Figure 1.7 Nucleic acid hybridization relies on the specificity of base-pairing which allows a labelled nucleic acid probe to pick out a complementary target sequence from a complex mixture of sequences in the test sample. The label used to identify the probe may be a radioisotope or a nonisotopic label such as an enzyme or chemiluminescent system. Hybridization may be performed with both the probe and test sequences in the liquid phase (top of figure) or with the test sequences bound to a solid phase, usually a nitrocellulose or nylon membrane (below). Both methods may be used to quantify the amount of the test sequence present, but solid-phase hybridization is also used to locate the position of sequences immobilized on the membrane. Plaque and colony hybridization are used to locate recombinant molecules directly from a mixture of bacterial colonies or bacteriophage plaques on an agar plate.
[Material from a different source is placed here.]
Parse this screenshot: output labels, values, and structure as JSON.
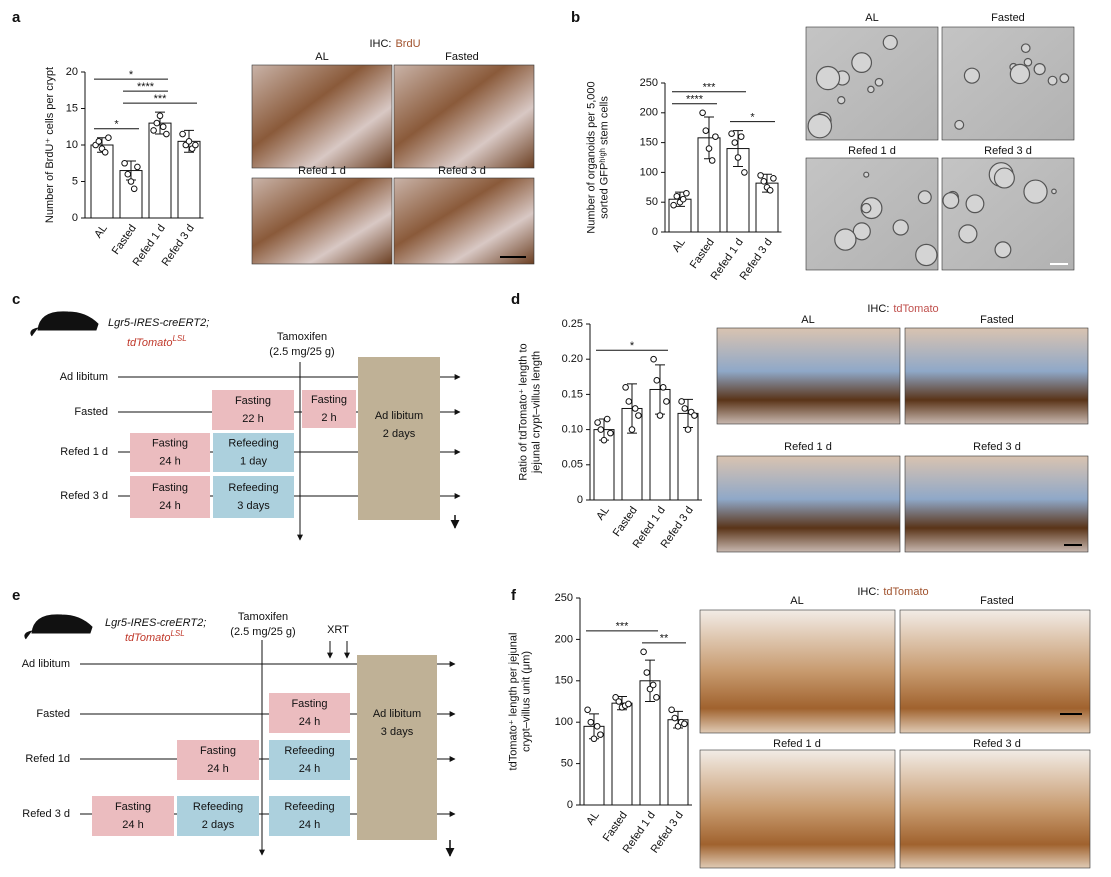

Northern and Southern blotting are used to detect RNA and DNA, respectively, after transfer of these molecules from gels following separation by electrophoresis (cf., western blotting, Figure 1.2).
Figure 1.8 Polymerase chain reaction (PCR) relies on the specificity of basepairing between short synthetic olignucleotide probes and complementary sequences in a complex mixture of nucleic acids to prime DNA synthesis using a thermostable DNA polymerase. Multiple cycles of primer annealing, extension, and thermal denaturation are carried out in an automated process, resulting in a massive amplification (2n-fold increase after n cycles of amplification) of the target sequence located between the two primers.
While the genome is the nucleic acid comprising the entire genetic information of an organism, by extension ‘genomics’ is the study of the composition and function of the genetic material of an organism. Virus genomics began with the first complete sequence of a virus genome (bacteriophage fX174 in 1977). Vast international databases of nucleotide and protein sequence information have now been compiled, and these can be rapidly accessed by computers to compare newly determined sequences with those whose function may have been studied in great detail. At the time of publication, the complete genome sequences of almost 1500 different viruses had been published, with more appearing almost weekly (Table 1.1).
Figure 1.9 An example of the use of a computer to store and process digitized information from a nucleic acid sequence. This figure shows an analysis of all of the open reading frames (ORFs) present in an HIV-1 provirus.The ORFs present in the three main retrovirus genes, gag, pol, and env, can be seen. This complex analysis took only a few seconds to perform using an ordinary personal computer. Manually, the same task may have taken several days.
Figure 1.10 Three-dimensional structure of the DNA binding domain of SV40 T-antigen reconstructed from NMR data using a computer
Thus we have, in a sense, come full circle in our investigations of viruses— from particles via genomes back to proteins again—and have emerged with a far more profound understanding of these organisms; however, the current pace of research in virology tells us that there is still far more that we need to know.